To that end, IBM is going to offer managed service providers a slew of financial incentives to use IBM PureSystem technology and SmartCloud software in their datacentres. It will even let them rebrand its 'SmartCloud' technology as their own (a tactic also taken by Microsoft and OnApp). In addition, the company is opening up four "global centres of excellence" (in Shanghai, Tokyo, New York and Ehningen in Germany), where service providers can get training and technical advice on how to build their clouds.

It is paying them real money to do this: IBM is giving companies 12-month zero-percent loans so they buy or license IBM systems, software and services. It's not a vast pile of money, but it certainly shows just how hungry (and financially willing) IBM is to take share in the cloud.

Finally, IBM says it is going to devote "a significant part" of its $100m annual marketing budget for its "global ecosystem" to service providers, giving them cash with which to market the IBM systems.

Getting firms on side

So far, IBM has built relationships with over 1,400 service providers, including Peer1 Hosting and Velocity, the company said in a statement. With these on board, the company hopes it can get its technology being used by smaller businesses than the ones it typically goes after.

"Historically they would have said 'we want to own the developer relationship, sell the licences and do the hosting'," said Dominic Monkhouse, UK managing director of Peer1 hosting. "Now they're more open than they have been before.

"In terms of going direct, they've got their target market. But if they want to be relevant further down the chain, [with this announcement] there are more options now to say 'I'm going to spend a million pounds on a website' and 'I'm going to buy WebSphere'.

"They've got to have different routes to market, otherwise they'll get squeezed out altogether," Monkhouse noted.

Can IBM do it?

But will it work? If any company can do it, it's IBM. With a 500,000-strong workforce, IBM's value proposition comes not just from its technology, but from the marketing and support services it can give its customers.

"They've got to have different routes to market, otherwise they'll get squeezed out altogether" — Dominic Monkhouse, Peer1

"They are very good at delivering marketing support and [looking at] what initiatives we're running and they're running and [asking] how do they overlap?" Monkhouse said. "They've got a very slick machine in that regard."

Along with providing marketing, Monkhouse confirmed to me that IBM is good at getting technical experts to help Peer1 out with software integration as well. I imagine this extends to hardware.

In essence, IBM is trying to get its technology into a broader range of businesses than before, while outsourcing its sales approach to service providers. It's gambling that it can make its marketing, support, services and technology tasty enough that service providers will want to grab a bit of IBM and resell it.

For a smaller company, this would be a very tough thing to do — and a very big gamble. For IBM, it's much less of a risk.

A lesson from history

In my view, IBM has a good chance of making this work. I've heard stories about how far the company will go to hold onto customers — here's one told to me by someone who used to work for Digital Equipment Corporation.

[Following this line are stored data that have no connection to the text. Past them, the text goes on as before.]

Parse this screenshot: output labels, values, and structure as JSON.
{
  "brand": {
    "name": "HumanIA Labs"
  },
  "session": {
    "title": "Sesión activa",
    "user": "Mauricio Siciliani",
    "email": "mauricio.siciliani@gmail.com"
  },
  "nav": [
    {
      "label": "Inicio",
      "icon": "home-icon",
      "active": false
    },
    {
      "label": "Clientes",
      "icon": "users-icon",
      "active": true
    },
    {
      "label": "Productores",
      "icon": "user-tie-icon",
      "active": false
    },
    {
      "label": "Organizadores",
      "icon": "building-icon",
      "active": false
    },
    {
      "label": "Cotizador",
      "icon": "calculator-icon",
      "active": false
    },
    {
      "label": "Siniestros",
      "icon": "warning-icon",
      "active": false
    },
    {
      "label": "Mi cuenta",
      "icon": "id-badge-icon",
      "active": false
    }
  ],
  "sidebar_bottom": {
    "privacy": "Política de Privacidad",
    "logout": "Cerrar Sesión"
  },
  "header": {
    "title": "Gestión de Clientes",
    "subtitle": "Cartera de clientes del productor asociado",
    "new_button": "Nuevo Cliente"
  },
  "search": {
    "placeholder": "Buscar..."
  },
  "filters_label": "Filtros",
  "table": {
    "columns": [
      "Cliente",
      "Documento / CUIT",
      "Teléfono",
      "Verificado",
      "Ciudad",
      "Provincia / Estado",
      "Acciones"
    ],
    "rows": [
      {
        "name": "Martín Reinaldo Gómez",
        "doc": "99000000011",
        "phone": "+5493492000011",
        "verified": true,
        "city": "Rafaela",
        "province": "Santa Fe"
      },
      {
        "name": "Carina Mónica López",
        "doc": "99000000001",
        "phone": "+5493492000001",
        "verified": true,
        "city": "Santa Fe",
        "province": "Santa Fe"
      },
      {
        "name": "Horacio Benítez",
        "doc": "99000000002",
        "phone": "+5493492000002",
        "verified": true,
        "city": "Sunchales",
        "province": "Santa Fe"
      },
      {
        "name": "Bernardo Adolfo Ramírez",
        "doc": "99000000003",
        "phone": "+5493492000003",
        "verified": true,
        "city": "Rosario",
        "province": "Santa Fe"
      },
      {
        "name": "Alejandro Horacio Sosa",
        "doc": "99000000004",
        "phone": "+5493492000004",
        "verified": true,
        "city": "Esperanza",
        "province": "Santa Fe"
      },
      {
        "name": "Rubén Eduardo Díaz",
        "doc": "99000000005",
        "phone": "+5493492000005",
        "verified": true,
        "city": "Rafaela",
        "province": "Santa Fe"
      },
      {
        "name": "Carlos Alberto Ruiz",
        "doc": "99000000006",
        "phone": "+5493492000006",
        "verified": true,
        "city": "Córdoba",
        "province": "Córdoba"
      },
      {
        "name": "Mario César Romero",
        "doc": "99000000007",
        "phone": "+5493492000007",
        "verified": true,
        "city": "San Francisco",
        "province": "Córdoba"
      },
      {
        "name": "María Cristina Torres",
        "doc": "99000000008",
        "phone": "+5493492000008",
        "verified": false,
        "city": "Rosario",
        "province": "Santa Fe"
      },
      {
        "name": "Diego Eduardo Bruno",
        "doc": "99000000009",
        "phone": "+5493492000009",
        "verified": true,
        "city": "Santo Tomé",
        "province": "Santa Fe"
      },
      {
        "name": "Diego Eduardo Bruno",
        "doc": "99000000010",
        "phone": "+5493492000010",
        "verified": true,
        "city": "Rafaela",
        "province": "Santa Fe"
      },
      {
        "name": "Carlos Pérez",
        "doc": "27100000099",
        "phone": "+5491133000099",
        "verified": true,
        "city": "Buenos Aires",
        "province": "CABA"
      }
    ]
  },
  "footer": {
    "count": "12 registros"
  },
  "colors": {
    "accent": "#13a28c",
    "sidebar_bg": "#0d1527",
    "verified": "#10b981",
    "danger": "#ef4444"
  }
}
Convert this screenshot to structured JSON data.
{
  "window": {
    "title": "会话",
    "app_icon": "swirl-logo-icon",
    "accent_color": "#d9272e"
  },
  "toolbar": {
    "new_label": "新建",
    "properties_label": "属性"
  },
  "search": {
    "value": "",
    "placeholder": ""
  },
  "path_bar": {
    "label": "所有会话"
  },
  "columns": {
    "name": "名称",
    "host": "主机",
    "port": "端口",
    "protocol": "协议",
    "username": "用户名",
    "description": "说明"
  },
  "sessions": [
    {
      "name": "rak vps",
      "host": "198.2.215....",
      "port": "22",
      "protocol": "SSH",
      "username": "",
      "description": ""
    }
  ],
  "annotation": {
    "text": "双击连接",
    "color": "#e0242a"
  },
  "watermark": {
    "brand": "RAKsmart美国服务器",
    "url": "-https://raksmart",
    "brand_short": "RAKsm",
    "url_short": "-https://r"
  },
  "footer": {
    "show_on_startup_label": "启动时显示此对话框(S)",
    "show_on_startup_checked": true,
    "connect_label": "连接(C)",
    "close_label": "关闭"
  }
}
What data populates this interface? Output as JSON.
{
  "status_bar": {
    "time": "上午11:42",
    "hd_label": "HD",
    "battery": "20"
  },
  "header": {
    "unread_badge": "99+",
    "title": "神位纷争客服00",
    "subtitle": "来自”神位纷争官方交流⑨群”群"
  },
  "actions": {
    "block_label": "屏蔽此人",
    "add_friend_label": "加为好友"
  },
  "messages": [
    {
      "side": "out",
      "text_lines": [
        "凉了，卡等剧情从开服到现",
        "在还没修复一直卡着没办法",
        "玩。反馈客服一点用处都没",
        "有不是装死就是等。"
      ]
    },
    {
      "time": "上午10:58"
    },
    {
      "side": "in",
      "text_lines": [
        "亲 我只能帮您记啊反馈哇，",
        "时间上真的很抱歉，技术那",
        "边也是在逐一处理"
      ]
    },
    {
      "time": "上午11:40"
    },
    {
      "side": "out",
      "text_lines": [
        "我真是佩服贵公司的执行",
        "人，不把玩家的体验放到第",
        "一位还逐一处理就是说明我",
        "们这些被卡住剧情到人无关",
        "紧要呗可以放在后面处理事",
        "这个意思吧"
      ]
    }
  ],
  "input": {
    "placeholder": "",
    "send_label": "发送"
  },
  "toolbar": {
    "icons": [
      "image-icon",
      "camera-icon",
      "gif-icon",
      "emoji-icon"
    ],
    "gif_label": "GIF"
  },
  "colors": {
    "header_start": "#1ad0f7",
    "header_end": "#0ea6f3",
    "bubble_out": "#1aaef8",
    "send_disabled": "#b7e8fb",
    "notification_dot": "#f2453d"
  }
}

This DEC employee was walking through a major British financial institution. They passed a room with a ton of expensive IBM equipment in it, and some gentlemen in suits sitting in chairs reading the newspaper. Then they got to the room with the DEC equipment in it. There were only one or two pieces of hardware, much less than in the IBM room.

"What gives, guys?" the DEC guy asked the financial institution. "You know our technology is better."

The financial institution then explained that the men sat with the IBM gear were all IBM employees, who spent every day there providing constant onsite technical support. DEC was not large enough to do anything like that. These days, DEC is long gone, and IBM is reporting record revenue.

Sometimes the tech industry is a lot less about technology versus technology and much more about service versus service. IBM is banking on having the people power and expertise to get their stack into service providers.